The T2 prompt physical assessment climbed to an average of €652/m³ last month — hitting €721.50/m³ on 19 November — as fuel suppliers looked to cover shortages in meeting renewable fuel blending targets for the year. Domestic blending mandates in the majority of EU member states will now rise in line with the EU Renewable Energy Directive (RED) 2020 target of a 10pc share of the road transport fuel pool.
The adoption of E10 — a gasoline blend that contains up to 10pc ethanol content — by more member states is encouraging demand. It is currently available in Belgium, Bulgaria, Estonia, Finland, France, Germany, Luxembourg and Romania. The Netherlands also rolled out E10 on 1 October. Slovakia, Hungary and Lithuania are due to make the grade available in 2020.
It is unpopular in Germany, the first EU country to introduce it, accounting for just 14pc of the country's 620,000 b/d gasoline market. But a further discount to E5 at service stations, if implemented, might encourage greater uptake and would offer a viable means for Germany to achieve its own greenhouse gas (GHG) savings target of 6pc, up by two percentage points on the year and in line with the EU Fuel Quality Directive (FQD).

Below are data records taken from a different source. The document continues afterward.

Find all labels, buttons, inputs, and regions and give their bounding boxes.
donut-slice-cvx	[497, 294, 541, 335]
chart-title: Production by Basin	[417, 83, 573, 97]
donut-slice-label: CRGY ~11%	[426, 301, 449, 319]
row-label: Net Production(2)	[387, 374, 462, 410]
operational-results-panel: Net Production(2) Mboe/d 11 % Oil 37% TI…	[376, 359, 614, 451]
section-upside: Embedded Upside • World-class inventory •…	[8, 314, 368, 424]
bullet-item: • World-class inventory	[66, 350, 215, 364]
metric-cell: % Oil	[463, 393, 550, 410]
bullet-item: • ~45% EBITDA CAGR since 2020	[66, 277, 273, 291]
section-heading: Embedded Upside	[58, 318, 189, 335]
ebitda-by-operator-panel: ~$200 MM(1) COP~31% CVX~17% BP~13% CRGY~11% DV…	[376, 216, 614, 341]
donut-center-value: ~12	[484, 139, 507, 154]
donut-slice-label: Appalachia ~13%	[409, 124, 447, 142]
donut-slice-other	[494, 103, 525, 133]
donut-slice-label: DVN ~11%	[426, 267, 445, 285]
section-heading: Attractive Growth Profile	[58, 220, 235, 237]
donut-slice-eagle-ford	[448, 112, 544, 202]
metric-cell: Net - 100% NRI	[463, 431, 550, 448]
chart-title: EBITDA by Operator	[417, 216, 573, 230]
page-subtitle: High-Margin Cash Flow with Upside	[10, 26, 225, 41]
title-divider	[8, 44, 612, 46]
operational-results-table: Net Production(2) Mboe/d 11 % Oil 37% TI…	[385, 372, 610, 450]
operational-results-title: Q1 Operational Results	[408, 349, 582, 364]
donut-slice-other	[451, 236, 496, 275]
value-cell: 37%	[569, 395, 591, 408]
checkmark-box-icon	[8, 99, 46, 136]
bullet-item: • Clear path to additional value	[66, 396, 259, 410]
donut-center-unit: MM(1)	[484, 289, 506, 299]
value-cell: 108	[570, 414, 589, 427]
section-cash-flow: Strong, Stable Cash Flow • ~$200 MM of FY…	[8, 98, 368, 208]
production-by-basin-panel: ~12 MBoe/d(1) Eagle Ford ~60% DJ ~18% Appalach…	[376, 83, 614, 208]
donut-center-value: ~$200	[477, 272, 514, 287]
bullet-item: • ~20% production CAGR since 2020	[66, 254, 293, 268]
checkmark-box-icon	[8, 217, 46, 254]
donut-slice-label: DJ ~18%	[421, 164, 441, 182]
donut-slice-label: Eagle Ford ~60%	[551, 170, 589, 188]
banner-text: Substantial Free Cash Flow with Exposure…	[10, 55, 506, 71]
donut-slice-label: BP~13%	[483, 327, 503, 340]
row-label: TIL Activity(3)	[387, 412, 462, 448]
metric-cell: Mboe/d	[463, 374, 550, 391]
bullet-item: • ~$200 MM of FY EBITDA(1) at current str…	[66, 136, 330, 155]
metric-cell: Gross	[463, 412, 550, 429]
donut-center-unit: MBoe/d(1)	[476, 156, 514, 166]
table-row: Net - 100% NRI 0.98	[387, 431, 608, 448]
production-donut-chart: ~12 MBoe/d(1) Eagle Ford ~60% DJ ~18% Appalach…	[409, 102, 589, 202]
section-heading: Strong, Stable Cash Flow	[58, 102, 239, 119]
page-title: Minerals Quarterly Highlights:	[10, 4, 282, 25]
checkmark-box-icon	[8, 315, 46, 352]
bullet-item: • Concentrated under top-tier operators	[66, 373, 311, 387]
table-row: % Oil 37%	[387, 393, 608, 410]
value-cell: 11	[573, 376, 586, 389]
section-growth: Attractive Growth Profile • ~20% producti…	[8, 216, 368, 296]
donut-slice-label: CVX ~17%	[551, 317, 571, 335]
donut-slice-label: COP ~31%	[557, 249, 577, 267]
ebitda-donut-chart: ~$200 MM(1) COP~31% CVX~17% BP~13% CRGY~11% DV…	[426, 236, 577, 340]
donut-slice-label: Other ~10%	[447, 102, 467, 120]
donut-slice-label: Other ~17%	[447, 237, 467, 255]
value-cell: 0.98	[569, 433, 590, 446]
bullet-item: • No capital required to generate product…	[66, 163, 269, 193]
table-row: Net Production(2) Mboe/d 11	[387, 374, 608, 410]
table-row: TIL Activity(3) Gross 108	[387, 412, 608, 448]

On the supply side, the fourth quarter of the year is usually a period when extra volumes of ethanol produced from the European sugar beet harvest enter the market until February. At the same time demand declines, with most gasoline blending typically in the summer months.
While EU wheat and maize harvests in the 2019-20 season are forecast to be broadly similar to the five-year average — 1.6pc above and 0.6pc below, respectively — the sugar beet harvest is projected to be 5.1pc under the the five-year average as a result of frequent and abundant rainfall. Strong domestic sugar prices have also led producers to opt for table sugar. But with the removal in May of EU anti-dumping duties on US ethanol, which spanned the previous five years, suppliers are also looking to imported product to cover any shortfalls.
EU countries imported an average of 5,100 t/month of undenatured ethanol from the US in January-May 2019. Imports jumped to an average of 18,000 t/month in June-September. While many US ethanol producers are still unable to produce EU RED certified product, extra supply will weigh on prompt ethanol prices should more producers outside the EU market hit the minimum GHG savings requirement of 50-60pc.
US producers look likely to raise the GHG tag of their ethanol, given relatively low prices domestically. Firm values on European ethanol derivative contracts along the forward curve suggest it is economical for US product to head for Europe throughout the next 12 months. Imports from Peru should also support EU supply levels. The South American country is a consistent supplier of around 15,000 t/month of ethanol to Europe. Strong prices in Europe and a decline in prices in major consumer Brazil will likely encourage interest in transatlantic trade.
The potential impact of imports may be limited somewhat by growing EU demand for ethanol with higher credentials. There is appetite in several member states for product well above the required 50pc GHG savings baseline, particularly given challenges many countries face in meeting the FQD. The average GHG savings of ethanol produced in the EU was 71pc in 2018, according to ePure.